Key Highlights
A toehold purchase is an investment where investors target a particular firm but purchase less than 5% of the company's shares. They may put enough pressure on the firm with this "toehold" position. Their goal is to purchase it or only to increase performance and returns. Filing the transaction with the market regulators is optional. This is because of the small ownership percentage.
Let's take a look at an example to understand better how toehold purchases work.
Suppose Company XYZ wants to purchase Company Alpha. However, Company XYZ is still not prepared to announce that it plans to buy Company Alpha. To begin implementing its purchase plan, Company XYZ begins buying outstanding shares of Company Alpha on the open market. It makes sure that its stake stays within 5%.

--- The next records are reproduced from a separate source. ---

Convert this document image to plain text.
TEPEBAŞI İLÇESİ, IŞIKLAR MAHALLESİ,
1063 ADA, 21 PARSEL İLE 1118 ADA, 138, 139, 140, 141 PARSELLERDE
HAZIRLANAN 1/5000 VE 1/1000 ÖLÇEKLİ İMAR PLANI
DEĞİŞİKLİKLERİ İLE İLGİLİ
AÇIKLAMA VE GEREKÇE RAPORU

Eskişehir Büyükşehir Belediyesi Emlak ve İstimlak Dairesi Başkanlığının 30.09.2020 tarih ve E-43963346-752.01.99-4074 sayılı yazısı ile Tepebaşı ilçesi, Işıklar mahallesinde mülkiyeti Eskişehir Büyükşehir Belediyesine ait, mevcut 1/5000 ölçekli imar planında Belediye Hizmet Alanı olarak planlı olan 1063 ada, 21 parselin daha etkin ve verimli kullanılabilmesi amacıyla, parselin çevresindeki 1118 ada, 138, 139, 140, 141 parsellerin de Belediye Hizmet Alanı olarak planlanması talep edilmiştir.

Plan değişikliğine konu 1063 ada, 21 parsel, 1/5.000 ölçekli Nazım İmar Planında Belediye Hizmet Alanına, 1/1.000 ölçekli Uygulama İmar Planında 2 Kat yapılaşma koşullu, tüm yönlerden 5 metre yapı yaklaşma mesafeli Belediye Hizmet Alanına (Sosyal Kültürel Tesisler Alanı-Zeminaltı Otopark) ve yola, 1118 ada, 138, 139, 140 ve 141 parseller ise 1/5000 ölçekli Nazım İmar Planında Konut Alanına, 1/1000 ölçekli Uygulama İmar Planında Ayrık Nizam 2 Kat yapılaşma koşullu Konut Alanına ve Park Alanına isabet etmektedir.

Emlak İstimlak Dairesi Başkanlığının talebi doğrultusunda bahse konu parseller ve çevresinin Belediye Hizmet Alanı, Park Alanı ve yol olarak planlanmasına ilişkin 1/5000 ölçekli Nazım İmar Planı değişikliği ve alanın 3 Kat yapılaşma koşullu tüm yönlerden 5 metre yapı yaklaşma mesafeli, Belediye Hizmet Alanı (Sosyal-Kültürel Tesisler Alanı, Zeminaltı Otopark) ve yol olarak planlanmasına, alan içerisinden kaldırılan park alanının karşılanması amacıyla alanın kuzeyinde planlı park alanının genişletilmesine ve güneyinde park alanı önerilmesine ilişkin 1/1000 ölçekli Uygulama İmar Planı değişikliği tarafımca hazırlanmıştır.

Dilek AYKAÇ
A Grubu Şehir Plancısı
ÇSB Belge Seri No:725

Company XYZ does not need to submit any paperwork with the market regulator for buying shares in Company XYZ below a 5% threshold. Usually, Company XYZ will buy more shares. It will finally submit the required filings after it is well-prepared to move forward with the acquisition.
The acquiring company has two options for gaining majority control of Company Alpha. Either it can immediately make a tender offer to the company's shareholders or propose an offer to the board for approval. Company XYZ's acquisition plan is effective if it can purchase the majority of shares in Company Alpha.
The following are the objectives of toehold purchases.
1. Acquiring the target firm: Usually, toehold purchases are done to acquire the target companies. The investor may begin buying outstanding shares after a toehold purchase. The number of shares acquired later is typically fewer. So, it isn’t noticed. Sometimes it may be noticed. Yet, it is generally regarded as harmless.
2. Specific Objectives: Toehold purchases may also be done for particular goals. These include increasing the company's market value, energising operations, and maximising return on investment. The main purpose of a toehold purchase is to influence the management's actions by putting pressure on them. The aim is to control the company's management to make choices that benefit the shareholders.
Now that you know what a toehold purchase let's look at a real-life instance. In 2016, renowned activist investor Paul Singer revealed his 4% ownership in Cognizant Technology Solutions. He also offered his suggestions for enhancing returns and profitability. He also demanded a change in the board of directors. The firm and its investors both benefited from the quick and favourable outcomes.
A toehold purchase/position is essentially a minor but noteworthy stock stake in a business. To avoid the need to notify the market regulator, the stake taken is at most 5% of the company's outstanding shares. The buyer should submit a notice to the regulator outlining the plans for purchases that exceed the 5% level. Buyers must mention if they want to buy more shares and the reason for it. It helps in understanding any possible attempt at a takeover.
After acquiring the toehold position, the investor or investment firm will likely proceed to purchase more of the outstanding shares of the target business. Typically, the investor proceeds quietly, buying shares in a small percentage. The target company is likely to overlook these small transactions. It may also consider them harmless if it notices them.
An alternative strategy to purchase would be to utilise a toehold position to put pressure on the business. The goal is to influence the company's board of directors to take particular steps. The buyer hopes this will raise the company’s market value and return on investment.
Toehold purchase means acquiring less than 5% of a publicly listed company's stock. It is only necessary to inform the purchase to the market regulator once one reaches the 5% level. This makes it possible to start the process of a potential hostile takeover quietly. Yet, one would have to finally reveal the plans going forward. Investors usually gain as they are buying the shares at a premium. However, a takeover does not necessarily benefit the business or its investors. Therefore, investors need to be cautious when making decisions.
A toehold purchase is a smaller investment. It may or may not result in a complete acquisition of a company. Conversely, a complete acquisition involves acquiring the majority or all the shares.
Toehold purchases are generally funded using the acquiring firm's capital. It may also purchase some shares in cash and the remaining through debt.
Yes, toehold purchases are common in the share market. They often take place in industries where there is intense competition.
Yes, a toehold purchase can be a part of merger and acquisition (M&A) strategies. Toehold purchases allow investors to analyse the target company before making further plans.
Yes, the acquiring firm can reverse its toehold position if it doesn’t want to make more investments in the target firm. This decision is generally influenced by market conditions or a change in investment plans.